Are you looking for a creative way to show young ones how plants grow, how bees pollinate flowers, how flowers are the starting point for vegetables to grow and that patience pays off? Growing Loofah is a great way to show how preparation, timing and setting schedules produces results. As budding gardeners, children build their confidence in trying something new. Growing loofah plants is an enjoyable and educational gardening and crafting project for any gardener looking to add hanging vines to their garden decor. After the first season of loofah growth, they will have plenty of seeds to share with friends and others.
What is Loofah?
Many people use loofah as a washing sponge or dishcloth and are surprised to learn that loofah (Luffa aegyptiaca and Luffa acutangular), does not come from the ocean but grows on a vine. Loofah, also spelled luffa, is a vegetable of the cucumber family. Loofah is an easy vegetable to grow and can be eaten in the young immature stage when it is about two to three inches long. The texture resembles that of a cross between okra and zucchini. It is wonderful in soups as it does act like a sponge in sopping up the liquid in your recipe. When grown to maturity, loofah has a very fibrous skeleton that when dried makes a wonderful bath scrub to lather your soap and exfoliate your skin.
Growing Luffa from Seed
Loofah grows best in southern tropical climates due to the long growing season. Loofah grows best in USA zones 6 or warmer. In zone 5 and lower, seeds must be started indoors to ensure sufficient growing time. If you start them in a pot, transplant outdoors after the last frost. This gourd can be a bit finicky about being moved and may not recover from transplant shock. Loofah takes up to 150 days to reach maturity after pollination. Depending on where you live, this may be the limiting factor of how successful you are with growing loofah.

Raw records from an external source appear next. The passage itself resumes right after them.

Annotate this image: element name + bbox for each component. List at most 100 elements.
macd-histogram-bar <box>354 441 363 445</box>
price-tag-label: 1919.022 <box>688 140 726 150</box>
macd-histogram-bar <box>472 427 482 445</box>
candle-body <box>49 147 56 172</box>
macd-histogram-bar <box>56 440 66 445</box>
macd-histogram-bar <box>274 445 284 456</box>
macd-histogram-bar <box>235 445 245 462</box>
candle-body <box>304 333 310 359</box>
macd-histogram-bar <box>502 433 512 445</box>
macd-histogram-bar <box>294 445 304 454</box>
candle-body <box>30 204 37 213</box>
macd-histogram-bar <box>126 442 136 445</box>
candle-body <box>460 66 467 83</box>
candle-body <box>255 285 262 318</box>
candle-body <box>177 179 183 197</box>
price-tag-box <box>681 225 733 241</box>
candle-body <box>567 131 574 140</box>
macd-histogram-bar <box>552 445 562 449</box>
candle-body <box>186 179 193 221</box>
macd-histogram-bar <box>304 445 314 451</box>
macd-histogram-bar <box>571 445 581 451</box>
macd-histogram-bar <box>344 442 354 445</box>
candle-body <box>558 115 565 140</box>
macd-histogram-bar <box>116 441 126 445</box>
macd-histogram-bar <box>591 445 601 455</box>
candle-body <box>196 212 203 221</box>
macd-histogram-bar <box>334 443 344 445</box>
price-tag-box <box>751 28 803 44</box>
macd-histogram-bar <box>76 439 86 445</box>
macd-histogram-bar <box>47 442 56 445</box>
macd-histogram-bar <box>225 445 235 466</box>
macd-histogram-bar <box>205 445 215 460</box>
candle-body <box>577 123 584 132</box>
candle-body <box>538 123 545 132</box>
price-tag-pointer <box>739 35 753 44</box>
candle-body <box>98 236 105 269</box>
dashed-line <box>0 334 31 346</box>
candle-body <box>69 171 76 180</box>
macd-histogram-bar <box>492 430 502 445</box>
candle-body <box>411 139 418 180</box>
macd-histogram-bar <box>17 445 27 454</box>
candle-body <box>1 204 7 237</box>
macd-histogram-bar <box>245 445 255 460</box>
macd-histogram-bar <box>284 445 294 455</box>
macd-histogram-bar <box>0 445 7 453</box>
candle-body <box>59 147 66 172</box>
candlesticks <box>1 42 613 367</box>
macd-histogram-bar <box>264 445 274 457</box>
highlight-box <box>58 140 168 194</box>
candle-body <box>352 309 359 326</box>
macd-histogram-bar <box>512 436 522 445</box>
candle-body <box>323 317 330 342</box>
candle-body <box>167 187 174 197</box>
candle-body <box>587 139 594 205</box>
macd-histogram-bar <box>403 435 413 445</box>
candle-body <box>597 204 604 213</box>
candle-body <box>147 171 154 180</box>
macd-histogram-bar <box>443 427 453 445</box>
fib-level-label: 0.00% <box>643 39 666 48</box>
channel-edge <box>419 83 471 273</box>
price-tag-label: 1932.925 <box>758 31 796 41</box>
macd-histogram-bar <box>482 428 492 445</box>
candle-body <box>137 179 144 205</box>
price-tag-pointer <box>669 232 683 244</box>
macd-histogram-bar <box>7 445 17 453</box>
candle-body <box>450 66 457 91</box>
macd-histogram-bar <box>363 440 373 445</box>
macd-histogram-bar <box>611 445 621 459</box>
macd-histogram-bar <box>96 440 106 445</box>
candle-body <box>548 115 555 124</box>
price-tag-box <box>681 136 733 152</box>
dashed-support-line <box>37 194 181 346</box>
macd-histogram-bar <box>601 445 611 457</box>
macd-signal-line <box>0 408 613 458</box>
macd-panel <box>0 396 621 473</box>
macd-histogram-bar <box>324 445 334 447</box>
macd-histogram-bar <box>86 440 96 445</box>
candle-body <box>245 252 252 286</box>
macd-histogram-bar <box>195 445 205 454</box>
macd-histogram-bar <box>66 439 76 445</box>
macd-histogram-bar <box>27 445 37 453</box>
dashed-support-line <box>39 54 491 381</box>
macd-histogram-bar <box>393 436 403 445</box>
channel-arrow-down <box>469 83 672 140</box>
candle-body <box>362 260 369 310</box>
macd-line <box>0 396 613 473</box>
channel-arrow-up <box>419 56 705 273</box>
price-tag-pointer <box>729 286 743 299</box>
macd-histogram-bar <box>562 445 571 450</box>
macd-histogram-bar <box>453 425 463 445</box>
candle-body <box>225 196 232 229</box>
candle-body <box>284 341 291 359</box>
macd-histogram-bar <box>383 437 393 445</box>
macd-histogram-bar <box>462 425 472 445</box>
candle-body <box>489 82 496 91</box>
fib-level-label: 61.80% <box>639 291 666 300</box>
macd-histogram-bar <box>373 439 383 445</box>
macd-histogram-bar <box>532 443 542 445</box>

Because loofah grows on a vine that can reach 25 feet in length, it will need space like a fence or trellis for support. Look around your property for somewhere to plant your seeds. Loofah plants love full sun and grows best in temperatures around 85 to 90 degrees. Loofah likes well-draining soil so an all-purpose plant mixture will do. Mulching helps to retain the soils moisture but be careful not to put mulch around the base of the plant as this can cause root rot. To get your seeds to sprout make a small cut in the side of the seed to allow moisture in as the protective coat on the luffa seed will slow the sprouting process.
You can plant 2-3 seeds in a mound and space your seed groupings apart by about 2 feet. Cover your seed groupings with 1 inch of soil. I grow my loofah on a trellis that overhangs my vegetable garden. By planting seeds at both ends of the trellis you provide shade for your herbs, spices, and delicate vegetables. Only water to keep the plant moist but not saturated. Well drained soil will help the roots grow and your vine to flourish.
1. Choose an area in your yard that has full sun.
2. Plant along a fence, trellis, or something to support the vine.
3. Cut into the edge of the seed to allow moisture in.
4. Plant your seed by covering in 1 inch of soil.
5. Water well
Once your plants start to sprout, watch for both the male and female yellow flowers that act to draw the bees, ants and insects to visit. This step is important for pollination of the female flower. In a short time, you will see small cucumber-like vegetable growing out of the female flowers on your vines. Both flowers are important. Male loofah flowers are on long stems, waving in the open air to invite bees to visit. The male flower will only last a few days and then pops off the vine. The female flower stays close to the stem and is a potent attractor for bees as it is full of pollen.
Loofah takes from 100 to 150 days to reach maturity. You will notice a change in weight of the loofah as the inside begins to dry out while on the vine. Another signal that the loofah has reached maturity is when the outside skin turns yellows and then brown. Depending on the climate zone you reside will determine whether your fruit matures on the vine or you finish drying by hanging indoors.
When the skin of your loofah turns yellow with brown spots you can cut it from the vine. Leave this loofah out in the sun for a day which will soften the skin making it easy to peel the skin off. What is left is the inside loofah skeleton that may still have some extra plant material in it. Fill a bucket with water and rinse your loofah to remove this extra stuff. Collect the whole seeds that are rinsed from the gourd and set aside to dry. You can leave your loofah on a clean table-top or hang it on the clothesline and allow the sun to naturally bleach your loofah. When it fully dries you can shake the remainder seeds out and share with friends and family. Children have creative minds and will find many different uses for their loofah like a new form for sponge painting, using it as a scrub in the tub, a back scratcher and more.